Here we examine the effect of factor Xa and thrombin on epithelial-mesenchymal transition (EMT) by RPE. EMT is a biological process that allows epithelial cells to undergo multiple biochemical changes that enable them to assume a mesenchymal phenotype. Similar processes have also been described for RPE cells in PVR membranes. Differentiation from an epithelial phenotype into a mesenchymal phenotype results in the loss of epithelial markers like zona occludens (ZO)-1 and the enrichment of mesenchymal markers like α-smooth muscle actin (α-SMA). Another component of PVR development as a result of EMT consists of excessive production of extracellular matrix (ECM) proteins; mainly collagen subtype-I.

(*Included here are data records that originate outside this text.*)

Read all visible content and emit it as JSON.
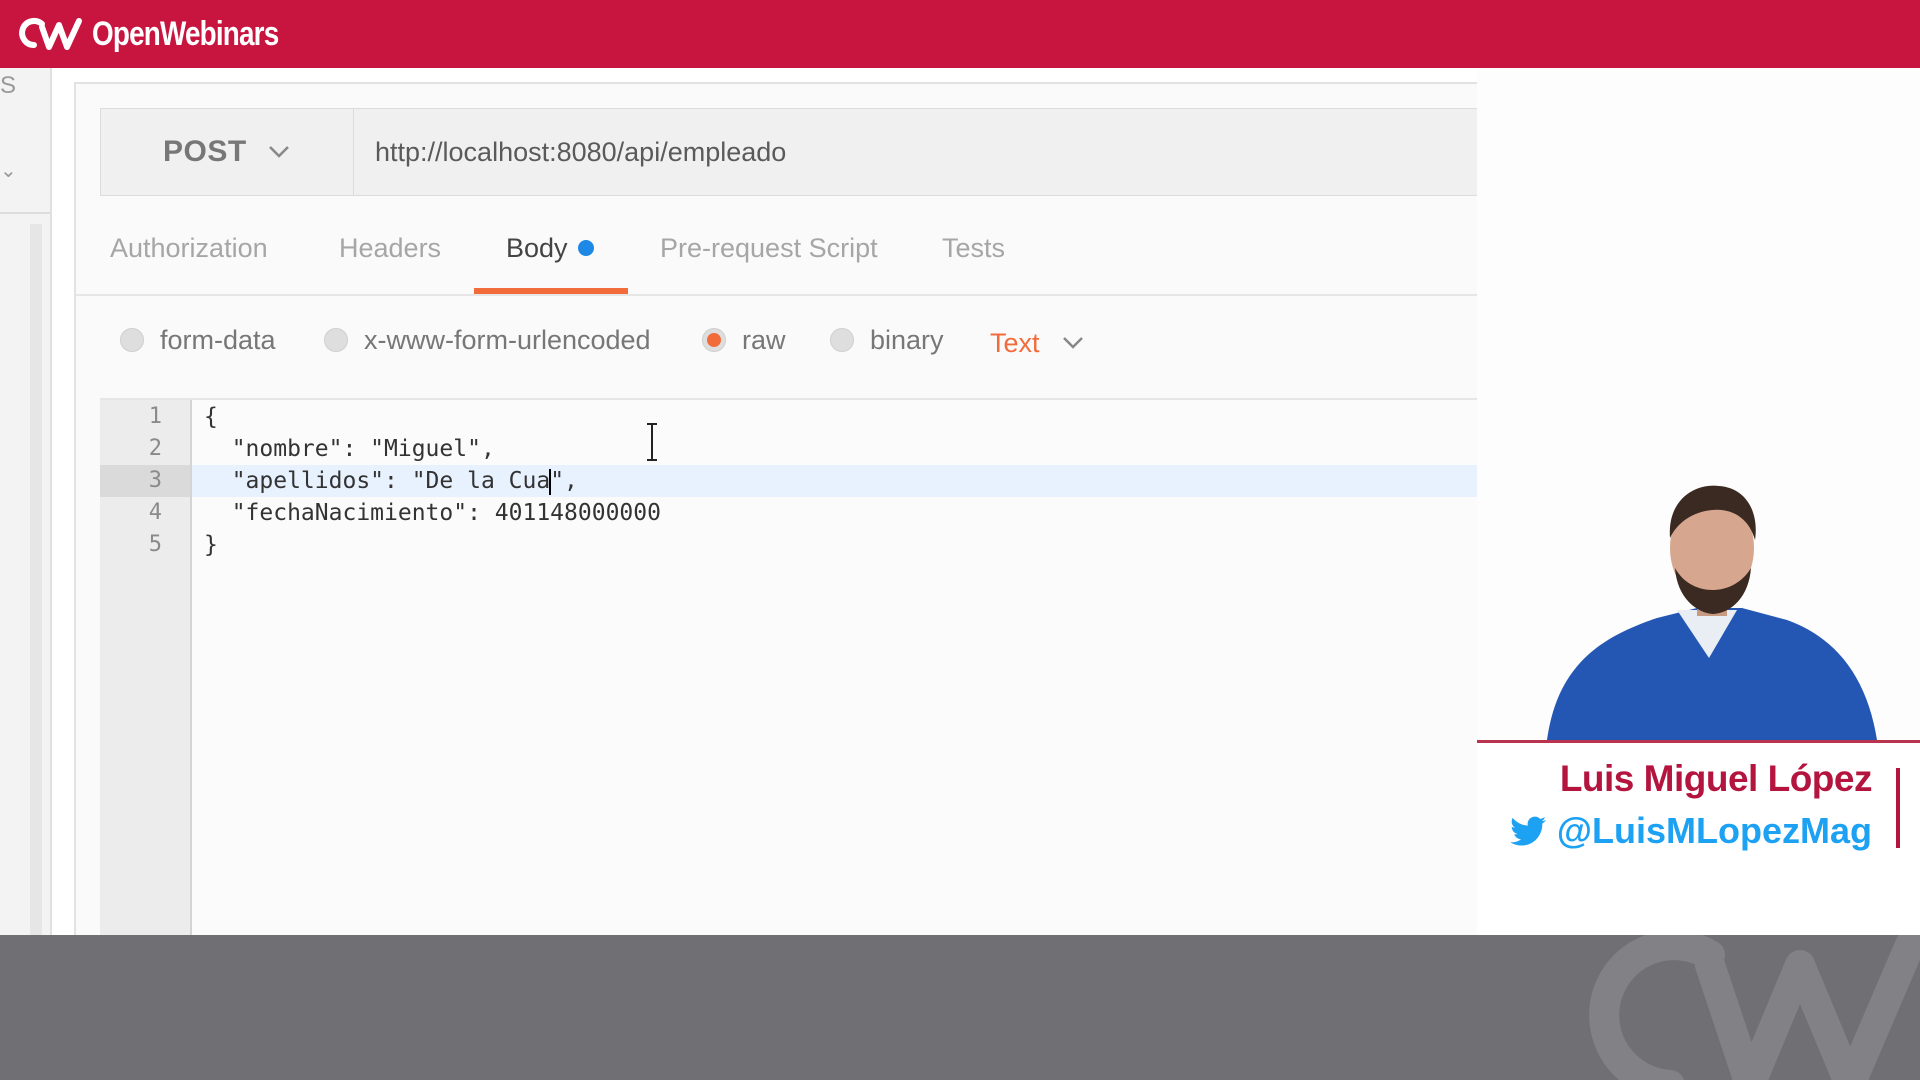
{
  "brand": {
    "name": "OpenWebinars",
    "logo_icon": "ow-logo-icon"
  },
  "request": {
    "method": "POST",
    "url": "http://localhost:8080/api/empleado"
  },
  "tabs": [
    {
      "label": "Authorization",
      "active": false
    },
    {
      "label": "Headers",
      "active": false
    },
    {
      "label": "Body",
      "active": true,
      "dot_color": "#1e88e5"
    },
    {
      "label": "Pre-request Script",
      "active": false
    },
    {
      "label": "Tests",
      "active": false
    }
  ],
  "body_types": [
    {
      "label": "form-data",
      "checked": false
    },
    {
      "label": "x-www-form-urlencoded",
      "checked": false
    },
    {
      "label": "raw",
      "checked": true
    },
    {
      "label": "binary",
      "checked": false
    }
  ],
  "format_dropdown": {
    "value": "Text"
  },
  "editor": {
    "lines": [
      {
        "number": "1",
        "text": "{"
      },
      {
        "number": "2",
        "text": "  \"nombre\": \"Miguel\","
      },
      {
        "number": "3",
        "before_caret": "  \"apellidos\": \"De la Cua",
        "after_caret": "\","
      },
      {
        "number": "4",
        "text": "  \"fechaNacimiento\": 401148000000"
      },
      {
        "number": "5",
        "text": "}"
      }
    ],
    "highlighted_line": 3
  },
  "presenter": {
    "name": "Luis Miguel López",
    "handle": "@LuisMLopezMag",
    "handle_icon": "twitter-bird-icon"
  },
  "sidebar": {
    "fragment_text": "S"
  },
  "colors": {
    "brand": "#c8153f",
    "accent": "#f26b3a",
    "twitter": "#1da1f2",
    "footer": "#707074"
  }
}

In this study we show that factor Xa and thrombin are able to upregulate the expression of pro-fibrotic mediators like PDGF-A, -B, TGF-α and TIMP-1 by RPE cells and induce fibrotic responses known to be involved in the development of PVR. In line with these findings we also show that mainly thrombin but also factor Xa, can induce EMT by RPE via PDGF-B mediated PDGF-Rβ signaling.